The good news is that the RTX 60 series is definitely in the pipeline, and we will see it sooner or later. The bad news is that its release date is up in the air, and it’s best not to even think about pricing. The word on the street around CES 2026 was that NVIDIA would release the RTX 60 series in mid-2027, give or take a few months. But as of this writing, it’s increasingly likely we won’t see RTX 60 GPUs until 2028.

If you’ve been following the discussion around memory shortages, this won’t be surprising. In late 2025, the prognosis was that we wouldn’t see the end of the RAM-pocalypse until 2027, maybe 2028. But a recent statement by SK Hynix chairman (the company is one of the world’s three largest memory manufacturers) warns that the global memory shortage may last well into 2030.

If that turns out to be true, and if the global AI data center boom doesn’t slow down in the next few years, I wouldn’t be surprised if NVIDIA delays the RTX 60 GPUs as long as possible. There’s a good chance we won’t see them until the second half of 2028, and I wouldn’t be surprised if they miss that window as well if memory supply doesn’t recover by then. Data center GPUs are simply too profitable for NVIDIA to reserve a meaningful portion of memory for gaming graphics cards as long as shortages persist.


At least current-gen gaming GPUs are still a great option for any PC gamer

If there is a silver lining here, it is that current-gen gaming GPUs (NVIDIA RTX 50 and AMD Radeon RX 90) are still more than powerful enough for any current AAA title.
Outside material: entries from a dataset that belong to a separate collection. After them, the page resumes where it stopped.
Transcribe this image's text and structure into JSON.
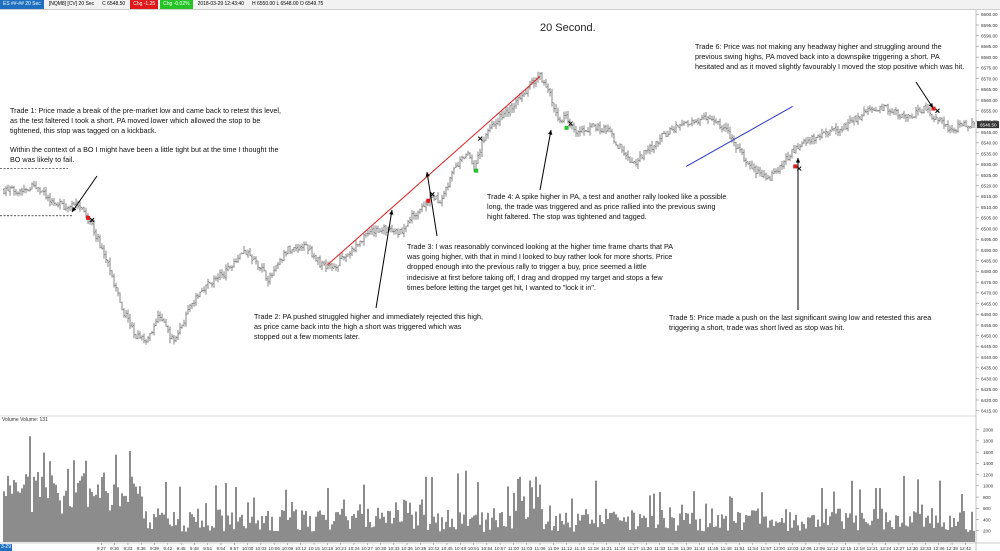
{
  "topbar": {
    "instrument": "ES ##-## 20 Sec",
    "bar_type": "[NQM8] [CV] 20 Sec",
    "price": "C 6548.50",
    "stats": "H 6550.00  L 6548.00  O 6549.75",
    "chg": "Chg -1.25",
    "chg_pct": "Chg -0.02%",
    "datetime": "2018-03-29 12:43:40"
  },
  "title": "20 Second.",
  "volume_label": "Volume  Volume: 131",
  "time_badge": "3-29",
  "annotations": {
    "trade1": {
      "p1": "Trade 1:  Price made a break of the pre-market low and came back to retest this level, as the test faltered I took a short.  PA moved lower which allowed the stop to be tightened, this stop was tagged on a kickback.",
      "p2": "Within the context of a BO I might have been a little tight but at the time I thought the BO was likely to fail."
    },
    "trade2": "Trade 2:  PA pushed struggled higher and immediately rejected this high, as price came back into the high a short was triggered which was stopped out a few moments later.",
    "trade3": "Trade 3:  I was reasonably convinced looking at the higher time frame charts that PA was going higher, with that in mind I looked to buy rather look for more shorts. Price dropped enough into the previous rally to trigger a buy, price seemed a little indecisive at first before taking off, I drag and dropped my target and stops a few times before letting the target get hit, I wanted to \"lock it in\".",
    "trade4": "Trade 4:  A spike higher in PA, a test and another rally looked like a possible long, the trade was triggered and as price rallied into the previous swing hight faltered.  The stop was tightened and tagged.",
    "trade5": "Trade 5:  Price made a push on the last significant swing low and retested this area triggering a short, trade was short lived as stop was hit.",
    "trade6": "Trade 6:  Price was not making any headway higher and struggling around the previous swing highs, PA moved back into a downspike triggering a short.  PA hesitated and as it moved slightly favourably I moved the stop positive which was hit."
  },
  "chart_data": {
    "type": "bar",
    "subtype": "ohlc",
    "price_axis": {
      "ticks": [
        "6600.00",
        "6595.00",
        "6590.00",
        "6585.00",
        "6580.00",
        "6575.00",
        "6570.00",
        "6565.00",
        "6560.00",
        "6555.00",
        "6550.00",
        "6545.00",
        "6540.00",
        "6535.00",
        "6530.00",
        "6525.00",
        "6520.00",
        "6515.00",
        "6510.00",
        "6505.00",
        "6500.00",
        "6495.00",
        "6490.00",
        "6485.00",
        "6480.00",
        "6475.00",
        "6470.00",
        "6465.00",
        "6460.00",
        "6455.00",
        "6450.00",
        "6445.00",
        "6440.00",
        "6435.00",
        "6430.00",
        "6425.00",
        "6420.00",
        "6415.00"
      ],
      "range": [
        6413,
        6602
      ],
      "last_price": "6548.50"
    },
    "volume_axis": {
      "ticks": [
        "2000",
        "1800",
        "1600",
        "1400",
        "1200",
        "1000",
        "800",
        "600",
        "400",
        "200"
      ],
      "range": [
        0,
        2100
      ]
    },
    "time_ticks": [
      "9:27",
      "9:30",
      "9:33",
      "9:36",
      "9:39",
      "9:42",
      "9:45",
      "9:48",
      "9:51",
      "9:54",
      "9:57",
      "10:00",
      "10:03",
      "10:06",
      "10:09",
      "10:12",
      "10:15",
      "10:18",
      "10:21",
      "10:24",
      "10:27",
      "10:30",
      "10:33",
      "10:36",
      "10:39",
      "10:42",
      "10:45",
      "10:48",
      "10:51",
      "10:54",
      "10:57",
      "11:00",
      "11:03",
      "11:06",
      "11:09",
      "11:12",
      "11:15",
      "11:18",
      "11:21",
      "11:24",
      "11:27",
      "11:30",
      "11:33",
      "11:36",
      "11:39",
      "11:42",
      "11:45",
      "11:48",
      "11:51",
      "11:54",
      "11:57",
      "12:00",
      "12:03",
      "12:06",
      "12:09",
      "12:12",
      "12:15",
      "12:18",
      "12:21",
      "12:24",
      "12:27",
      "12:30",
      "12:33",
      "12:36",
      "12:39",
      "12:42"
    ],
    "price_path": [
      [
        9.15,
        6518
      ],
      [
        9.2,
        6520
      ],
      [
        9.27,
        6512
      ],
      [
        9.33,
        6510
      ],
      [
        9.35,
        6513
      ],
      [
        9.42,
        6500
      ],
      [
        9.48,
        6482
      ],
      [
        9.53,
        6462
      ],
      [
        9.58,
        6450
      ],
      [
        9.62,
        6448
      ],
      [
        9.67,
        6460
      ],
      [
        9.72,
        6447
      ],
      [
        9.78,
        6462
      ],
      [
        9.83,
        6472
      ],
      [
        9.92,
        6480
      ],
      [
        9.98,
        6490
      ],
      [
        10.05,
        6482
      ],
      [
        10.08,
        6476
      ],
      [
        10.15,
        6490
      ],
      [
        10.22,
        6492
      ],
      [
        10.27,
        6484
      ],
      [
        10.32,
        6482
      ],
      [
        10.38,
        6488
      ],
      [
        10.45,
        6497
      ],
      [
        10.5,
        6500
      ],
      [
        10.57,
        6498
      ],
      [
        10.62,
        6506
      ],
      [
        10.7,
        6515
      ],
      [
        10.72,
        6512
      ],
      [
        10.78,
        6528
      ],
      [
        10.83,
        6536
      ],
      [
        10.85,
        6528
      ],
      [
        10.9,
        6546
      ],
      [
        10.97,
        6554
      ],
      [
        11.02,
        6560
      ],
      [
        11.07,
        6568
      ],
      [
        11.1,
        6571
      ],
      [
        11.13,
        6565
      ],
      [
        11.17,
        6550
      ],
      [
        11.2,
        6553
      ],
      [
        11.23,
        6544
      ],
      [
        11.3,
        6548
      ],
      [
        11.35,
        6546
      ],
      [
        11.4,
        6538
      ],
      [
        11.45,
        6530
      ],
      [
        11.5,
        6536
      ],
      [
        11.57,
        6544
      ],
      [
        11.62,
        6548
      ],
      [
        11.67,
        6550
      ],
      [
        11.73,
        6552
      ],
      [
        11.8,
        6546
      ],
      [
        11.85,
        6536
      ],
      [
        11.88,
        6530
      ],
      [
        11.92,
        6526
      ],
      [
        11.97,
        6524
      ],
      [
        12.02,
        6532
      ],
      [
        12.07,
        6538
      ],
      [
        12.12,
        6542
      ],
      [
        12.18,
        6544
      ],
      [
        12.25,
        6548
      ],
      [
        12.32,
        6554
      ],
      [
        12.38,
        6557
      ],
      [
        12.43,
        6555
      ],
      [
        12.48,
        6552
      ],
      [
        12.55,
        6556
      ],
      [
        12.6,
        6550
      ],
      [
        12.65,
        6546
      ],
      [
        12.7,
        6549
      ]
    ],
    "annotations_lines": [
      {
        "color": "#e02020",
        "from": [
          10.3,
          6483
        ],
        "to": [
          11.1,
          6571
        ]
      },
      {
        "color": "#2a35c8",
        "from": [
          11.65,
          6529
        ],
        "to": [
          12.05,
          6557
        ]
      }
    ],
    "reference_lines": [
      {
        "style": "dashed",
        "level": 6506
      },
      {
        "style": "dashed",
        "level": 6528
      }
    ],
    "entries": [
      {
        "trade": 1,
        "type": "short",
        "entry": 6505,
        "exit": 6504
      },
      {
        "trade": 2,
        "type": "short",
        "entry": 6513,
        "exit": 6516
      },
      {
        "trade": 3,
        "type": "long",
        "entry": 6527,
        "exit": 6542
      },
      {
        "trade": 4,
        "type": "long",
        "entry": 6547,
        "exit": 6549
      },
      {
        "trade": 5,
        "type": "short",
        "entry": 6529,
        "exit": 6528
      },
      {
        "trade": 6,
        "type": "short",
        "entry": 6556,
        "exit": 6555
      }
    ],
    "colors": {
      "bars": "#222222",
      "volume": "#404040",
      "long_line": "#e02020",
      "short_line": "#2a35c8",
      "entry_short": "#e01a1a",
      "entry_long": "#25c325",
      "last_price_tag": "#333333"
    }
  }
}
Considering that Sony is reportedly delaying the PlayStation 6 and that global PC shipments are projected to see a sharp, double-digit decline in 2026, game developers have little incentive to push requirements beyond what current hardware can handle.

DLSS 5, on the other hand, may be the future of gaming, but no one likes it, and it will take a few years (and likely the arrival of the RTX 60 lineup) for it to mature and become usable on anything that’s not a heckin’ RTX 5090.

If you’re open to buying used GPUs, even last-gen gaming graphics cards offer tons of performance and are able to rein in any AAA game you throw at them. While we likely won’t get a new gaming GPU from NVIDIA for at least a few years, at least the ones we’ve got are great today and will continue to chew through any game for the foreseeable future.